Preisobergrenze oder Preistreiber?

von Akın Kara, 2 September, 2022

Das achte Sanktionspaket der EU soll Russland in die Knie zwingen: die Preisobergrenze für russisches Öl. Doch prompt folgt nach dem Appell der Außenministerin Annalena Baerbock und Ankündigung durch EU-Kommissionspräsidentin Ursula von der Leyen die Quittung.

EU-Kommissionspräsidentin Ursula von der Leyen hatte angesichts der stark gestiegenen Energiepreise am Freitag angekündigt, weniger für russisches Öl zahlen zu wollen. Die Europäische Kommission werde mit den EU-Staaten zusammenarbeiten, um sicherzustellen, dass die innerhalb der G7 vereinbarte Preisgrenze für russisches Öl in der gesamten EU eingeführt wird, sagte Paolo Gentiloni, EU-Kommissar für Wirtschaft und Währung.

Allen voran Deutschland warb dabei für ein achtes Paket von EU-Sanktionen gegen Russland. Außenministerin Annalena Baerbock teilte am Rande eines Treffens der EU-Außenminister in Prag mit, es seien bereits Vorschläge für ein achtes Paket an Strafmaßnahmen gemacht worden. Heute haben die Finanzminister der G7-Staaten (eigentlich nicht so groß im Vergleich zum Shanghaier Organisation für Zusammenarbeit SCO oder der BRICS-Staaten) bei ihrem Treffen über die Einführung von „Preisgrenzen für den Kauf von Öl aus Russland“ entschieden.

Heute ist für die EU und Deutschland somit ein bedeutender Tag.
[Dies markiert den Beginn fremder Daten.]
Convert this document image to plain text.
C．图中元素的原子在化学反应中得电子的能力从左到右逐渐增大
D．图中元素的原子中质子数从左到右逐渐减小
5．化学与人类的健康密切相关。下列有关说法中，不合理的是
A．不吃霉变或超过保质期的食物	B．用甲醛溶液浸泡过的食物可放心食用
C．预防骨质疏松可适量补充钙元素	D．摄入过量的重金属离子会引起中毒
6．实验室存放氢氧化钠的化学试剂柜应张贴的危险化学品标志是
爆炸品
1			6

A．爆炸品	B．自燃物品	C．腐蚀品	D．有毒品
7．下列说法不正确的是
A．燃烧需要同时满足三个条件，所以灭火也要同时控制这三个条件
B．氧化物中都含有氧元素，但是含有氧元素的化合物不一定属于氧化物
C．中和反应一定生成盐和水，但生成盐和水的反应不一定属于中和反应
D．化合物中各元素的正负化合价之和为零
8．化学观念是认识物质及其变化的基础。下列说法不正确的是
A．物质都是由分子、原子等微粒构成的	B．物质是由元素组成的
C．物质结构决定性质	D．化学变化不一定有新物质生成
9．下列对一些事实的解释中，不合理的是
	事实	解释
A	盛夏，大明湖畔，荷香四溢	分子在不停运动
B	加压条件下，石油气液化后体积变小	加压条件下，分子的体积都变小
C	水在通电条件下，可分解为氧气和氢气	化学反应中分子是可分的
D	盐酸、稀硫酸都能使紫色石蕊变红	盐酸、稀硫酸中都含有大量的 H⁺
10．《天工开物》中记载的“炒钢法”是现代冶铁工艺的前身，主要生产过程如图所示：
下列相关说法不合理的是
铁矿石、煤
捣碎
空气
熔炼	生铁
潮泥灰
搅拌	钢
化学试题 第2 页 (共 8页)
Der „Kampf gegen Putin“ tritt in eine entscheidende Phase ein und soll nach den Vorstellungen der Obrigkeit mit der vollständigen Niederlage Russlands enden. Nun, das ist mit Verlaub Wunschdenken. Die bisherigen sieben Sanktionspakete haben offenbar die EU-Politiker nichts gelehrt.

Überraschend an diesem ganzen Aktionismus ist nicht die Aktion selbst, sondern die Tatsache, dass alle im Westen glauben, dass Russland unter dieser Sanktionsflut den Rückzug aus der Ukraine antreten wird, um sodann Zugeständnisse über die beiden Volksrepubliken Donezk und Luhansk in der Ostukraine zu machen, um der grandiosen Schmach zu entgehen.

Russland hat auf diese Initiative jetzt reagiert: Der russische Staatskonzern Gazprom will ab Samstag doch kein Gas durch die Ostseepipeline Nord Stream 1 liefern. Was ist passiert?

Nun, wenn die G7-Staaten und die EU eine Preisobergrenze aushandeln, um Russland zur Aufgabe im Ukraine-Krieg zu bewegen, dann sagt Wladimir Putin, „wenn nicht Ihr, dann eben andere.“ Angesichts des Überflusses an Devisen und finanzstarker Partner wie den Asiaten, Arabern oder Lateinamerikanern, ist Russland in einer Position, sich die Käufer selbst auszuwählen und auch mal „Njet!“ zu sagen. Hat wohl nicht funktioniert, das achte Sanktionspaket, zumindest Russland nicht überzeugt.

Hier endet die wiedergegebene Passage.